A small high (low) in a sideways movement indicates that movement is likely to continue towards the top. However, when an upward spike appears in an uptrend, the price usually falls below the price spike again before returning to it and rising further up (picture 3).
Figure 3. Spikes in an uptrend. Here you can see the EUR / JPY currency pair in a 1-minute chart. An upward spike appears in an uptrend. Before the price continues to rise, however, it first falls below this peak and then returns to it. Then he continues upstairs.
A reversal is indicated when a slow and steady decline in price over a short period (for example 30 to 60 minutes) is suddenly interrupted by an upward spike of ten to 15 pips (called a "rebellion spike"). Or vice versa, when the price makes a slow and steady rise with a sudden downward spike, which is often a sign of a short-term high.
Pattern combinations such as a candle with a long lower shadow in conjunction with a rebellion spike can provide stronger reversal signals than simple patterns. Picture 4 shows an example: In a slowly decreasing price trend, a candle appears with a long lower shadow. This is followed by a ten pip rebellion spike, indicating a trend reversal upwards. So the entry point for a long scalp trade is after a candle with a long lower shadow and a rebellion spike.
Picture 4. Rebellion Spike. Here you can see the EUR / JPY currency pair in a 5-minute chart. A trend reversal often occurs when a persistent trend is suddenly interrupted by a rebellion spike pointing in the opposite direction. The candle with a long lower shadow is followed up by a 10 pip rebellion spike. This generates an upside reversal and a buy signal for a Long ScalpTrade.
Support and resistance points
The application of micro-price movements is particularly suitable for making entry and exit decisions at support and resistance levels. These are regions in which there is often little or no indication of the further course development. The right decision at such points can result in considerable profit.
Once the price has reached support, the up and down tick movements should be watched closely. Watch out for Pic 5: The price reaches the support and an attempt is now made to maintain this support by means of slight upward movements. As you can see, this also works at first. There is even a sudden rise away from the support point. But a short time later it goes back to the critical support point before the course finally drops. This movement is a clear indicator of the weakness and the likely sustained downtrend in the price and thus generates the entry point for a short scalp trade.

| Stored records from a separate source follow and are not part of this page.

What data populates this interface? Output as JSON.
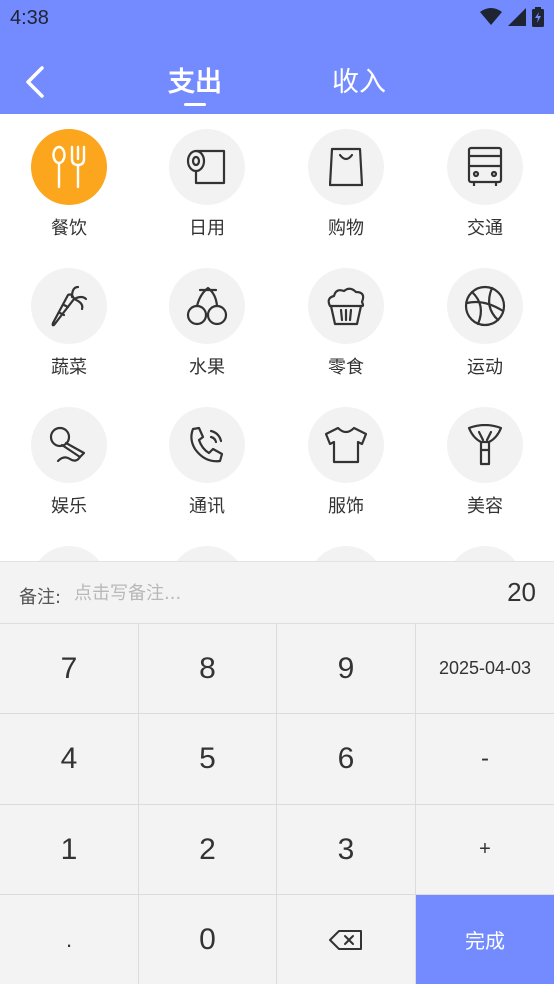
{
  "status_bar": {
    "time": "4:38"
  },
  "header": {
    "tabs": [
      {
        "label": "支出",
        "active": true
      },
      {
        "label": "收入",
        "active": false
      }
    ],
    "accent_color": "#738bff"
  },
  "categories": [
    {
      "label": "餐饮",
      "icon": "spoon-fork-icon",
      "selected": true
    },
    {
      "label": "日用",
      "icon": "toilet-paper-icon"
    },
    {
      "label": "购物",
      "icon": "shopping-bag-icon"
    },
    {
      "label": "交通",
      "icon": "bus-icon"
    },
    {
      "label": "蔬菜",
      "icon": "carrot-icon"
    },
    {
      "label": "水果",
      "icon": "cherry-icon"
    },
    {
      "label": "零食",
      "icon": "cupcake-icon"
    },
    {
      "label": "运动",
      "icon": "basketball-icon"
    },
    {
      "label": "娱乐",
      "icon": "microphone-icon"
    },
    {
      "label": "通讯",
      "icon": "phone-icon"
    },
    {
      "label": "服饰",
      "icon": "shirt-icon"
    },
    {
      "label": "美容",
      "icon": "makeup-brush-icon"
    }
  ],
  "selected_color": "#fba61d",
  "remark": {
    "label": "备注:",
    "placeholder": "点击写备注..."
  },
  "amount": "20",
  "keypad": {
    "keys": [
      "7",
      "8",
      "9",
      "4",
      "5",
      "6",
      "1",
      "2",
      "3",
      ".",
      "0"
    ],
    "date": "2025-04-03",
    "minus": "-",
    "plus": "+",
    "done": "完成"
  }
}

Figure 5. Support and resistance points. Here you can see the currency pair USD / JPY in the 1-minute chart. The price reaches a short-term support zone, from which it rises briefly to the upside. However, after returning to this support point, the price drops sharply to the downside. This speaks for a sustained downtrend and generates the entry point for a short scalp trade.
Conclusion forex trading with micro-price movements
Micro-price movement studies are a valuable analytical tool for forex traders. They indicate possible trend reversals and generate reliable buy or sell signals. Especially in combination with other patterns (for example a long lower shadow with a rebellion spike) they provide strong reversal signals.
They can provide assistance under different conditions, both in times of low volatility and little turnover as well as in the opposite scenario or when publishing news. These conditions change depending on the time period or currency pair being examined.
A combination of several indicators is usually more reliable than a single indicator. For this reason, micro-price movement should always be used in conjunction with other technical analysis tools such as a moving average.
At least as important for successful Forex trading is the correct understanding of short and long-term trends of a currency pair and the respective fundamental sentiment. In addition, every forex trader should familiarize himself with the price and volatility characteristics of his currency pair and observe and analyze them closely. Source: Traders' Mag.